Think about other mundane personal archivals: your bank transactions, what did you buy and for how much, photos of family and travel, emails you corresponded with people about current happenings, ...
All this will be lost. Unlike accounting records in cuneiform from Mesopotamia, and student ostraca in hieratic from Egypt ...
Thank Google for buying the archived data, and then getting bored like a 3 year old and droppingit like a toy covered in spit.There are no useful Usenet archival searches left anywhere on the web,just for-pay warez crap.
You mean BC/BCE 2000/3500?
Lameness filter triggered
No, they really do mean the future.
Try to keep up.
I wouldn't say the destruction of the Library of Alexandria was well-documented. For something as important is it was, we know surprisingly little about it. We know roughly when it was founded who founded it, where the Serapeum, an annex of the library and apparently last surviving portion, was located, the name of a few of its directors, the names of a few books that were located in it, the names of a few scholars who worked in it, and that it was ultimately destroyed. But we really don't know for certain when it was destroyed or how it was destroyed. We don;t even know with any certainty where in Alexandria the library was located.

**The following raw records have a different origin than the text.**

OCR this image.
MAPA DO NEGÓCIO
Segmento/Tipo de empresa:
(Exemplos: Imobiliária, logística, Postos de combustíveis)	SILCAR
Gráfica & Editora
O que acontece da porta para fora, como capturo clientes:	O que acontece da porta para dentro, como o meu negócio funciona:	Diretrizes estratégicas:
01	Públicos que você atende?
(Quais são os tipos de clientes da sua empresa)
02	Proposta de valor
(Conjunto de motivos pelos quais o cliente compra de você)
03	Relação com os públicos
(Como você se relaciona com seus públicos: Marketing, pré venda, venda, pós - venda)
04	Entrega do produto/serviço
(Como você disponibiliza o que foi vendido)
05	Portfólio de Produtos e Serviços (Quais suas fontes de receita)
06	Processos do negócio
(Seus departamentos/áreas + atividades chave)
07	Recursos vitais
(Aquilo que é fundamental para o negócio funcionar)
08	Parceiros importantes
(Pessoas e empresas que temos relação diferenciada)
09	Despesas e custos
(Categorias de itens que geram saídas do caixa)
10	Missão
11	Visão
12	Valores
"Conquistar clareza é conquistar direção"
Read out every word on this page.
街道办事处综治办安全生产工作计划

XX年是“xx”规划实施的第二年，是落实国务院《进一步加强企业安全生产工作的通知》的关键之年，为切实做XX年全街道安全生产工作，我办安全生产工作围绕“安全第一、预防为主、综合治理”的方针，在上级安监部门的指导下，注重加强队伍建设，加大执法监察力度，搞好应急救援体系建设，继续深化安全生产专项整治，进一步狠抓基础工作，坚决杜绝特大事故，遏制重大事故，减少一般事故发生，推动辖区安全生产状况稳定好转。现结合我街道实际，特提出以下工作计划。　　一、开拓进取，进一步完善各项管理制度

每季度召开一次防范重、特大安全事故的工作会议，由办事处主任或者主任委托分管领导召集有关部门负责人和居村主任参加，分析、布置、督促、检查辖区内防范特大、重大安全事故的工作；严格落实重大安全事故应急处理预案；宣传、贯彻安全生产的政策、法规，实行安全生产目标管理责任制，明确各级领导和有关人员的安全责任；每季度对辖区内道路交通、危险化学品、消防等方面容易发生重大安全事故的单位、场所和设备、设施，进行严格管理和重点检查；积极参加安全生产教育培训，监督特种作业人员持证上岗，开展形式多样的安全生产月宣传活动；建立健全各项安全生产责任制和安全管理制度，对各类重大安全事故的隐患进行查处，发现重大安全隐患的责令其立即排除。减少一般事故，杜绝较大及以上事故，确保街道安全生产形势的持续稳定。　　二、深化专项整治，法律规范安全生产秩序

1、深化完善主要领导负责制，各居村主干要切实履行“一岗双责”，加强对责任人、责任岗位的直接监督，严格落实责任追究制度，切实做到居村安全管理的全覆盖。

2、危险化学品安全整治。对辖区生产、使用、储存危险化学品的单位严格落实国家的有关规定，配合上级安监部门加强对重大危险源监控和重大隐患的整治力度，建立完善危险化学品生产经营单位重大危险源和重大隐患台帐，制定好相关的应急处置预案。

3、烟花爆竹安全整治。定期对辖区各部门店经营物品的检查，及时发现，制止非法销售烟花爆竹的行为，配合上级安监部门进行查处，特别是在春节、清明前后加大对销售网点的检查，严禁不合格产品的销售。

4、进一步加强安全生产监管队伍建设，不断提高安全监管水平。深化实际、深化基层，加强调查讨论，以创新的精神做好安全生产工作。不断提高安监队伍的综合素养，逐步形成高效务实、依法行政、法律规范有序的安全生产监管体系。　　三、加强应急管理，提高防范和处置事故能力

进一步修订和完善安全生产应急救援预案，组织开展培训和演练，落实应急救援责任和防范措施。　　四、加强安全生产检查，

This fact only serves to highlight the problem that the article is trying to solve. However, it's also quite ironical that, given that we know very little about the library, nearly all the extant scraps of letters, legal documents, and books of the ancient Greek and Roman civilization were found in Egypt in ancient trash heaps and wrapped up in mummies. The only reason they survived the centuries is because Egypt is so dry and that they were written on papyrus.